Responding to an investor question during a post-earnings call, Musk said that Tesla (NASDAQ:TSLA) will initially have TSMC (NYSE:TSM) and Samsung (KS:005930) working to produce its AI5 chip, and that the two companies will make the chip in their U.S. facilities.
Musk said Tesla’s initial goal was to have an “oversupply” of AI5 chips, stating that any excess chips could be deployed towards data centers. Tesla had signed a $16.5 billion AI chips deal with Samsung earlier this year.
He clarified that Tesla did not intend to replace NVIDIA Corporation (NASDAQ:NVDA) as a provider of data center chips, but that the company will use the AI5 in conjunction with Nvidia’s hardware. Musk also noted that Tesla already used its current-generation chip, the AI4, in combination with Nvidia hardware in its data centers.
“We’re not about to replace NVIDIA, to be clear, but we do use both in combination, AI4 and NVIDIA hardware.
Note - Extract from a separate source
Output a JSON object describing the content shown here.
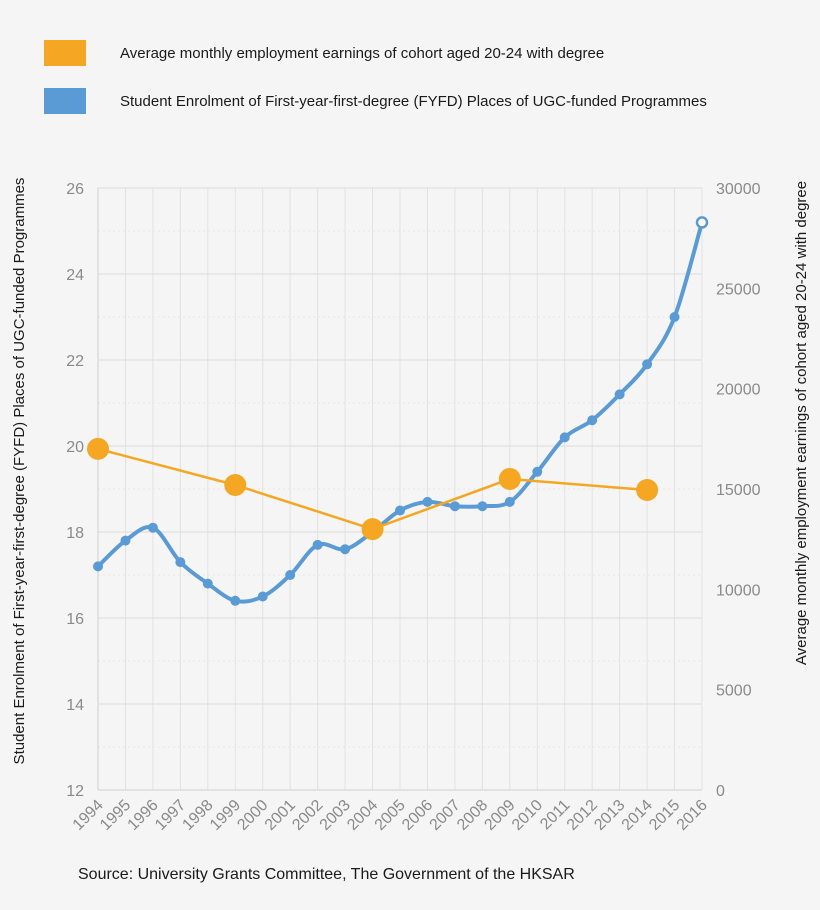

The AI5 excess production, we can always put in our data centers,” Musk said in a post-earnings call.
Musk spoke highly of the upcoming chip, claiming that it will be at least 40 times faster that the AI4. The chip is also at the the heart of Tesla’s efforts to streamline its AI and FSD efforts, after the company reportedly closed its Dojo supercomputer earlier this year.
"The net effect is that I think AI5 will be the best performance per watt, maybe by a factor of two or three, and the best performance per dollar for AI, maybe by a factor of 10...Obviously, we need to actually get this chip made and made at scale," Musk said.
Musk’s comments come after Tesla clocked a weaker-than-expected third quarter, as surging costs– related to trade tariffs and AI research– largely offset record-high revenue.
Investors were also left unimpressed by the strong revenue, given that it comes before the end of a lucrative EV tax credit scheme.
Tesla’s shares fell about 4% in aftermarket trade.
Musk has largely touted AI, FSD, and robotics as the next major growth drivers for Tesla. The company is currently operating a robotaxi pilot program in Austin, Texas, while Musk on Wednesday flagged plans to expand its operations to other major cities by the end of the year.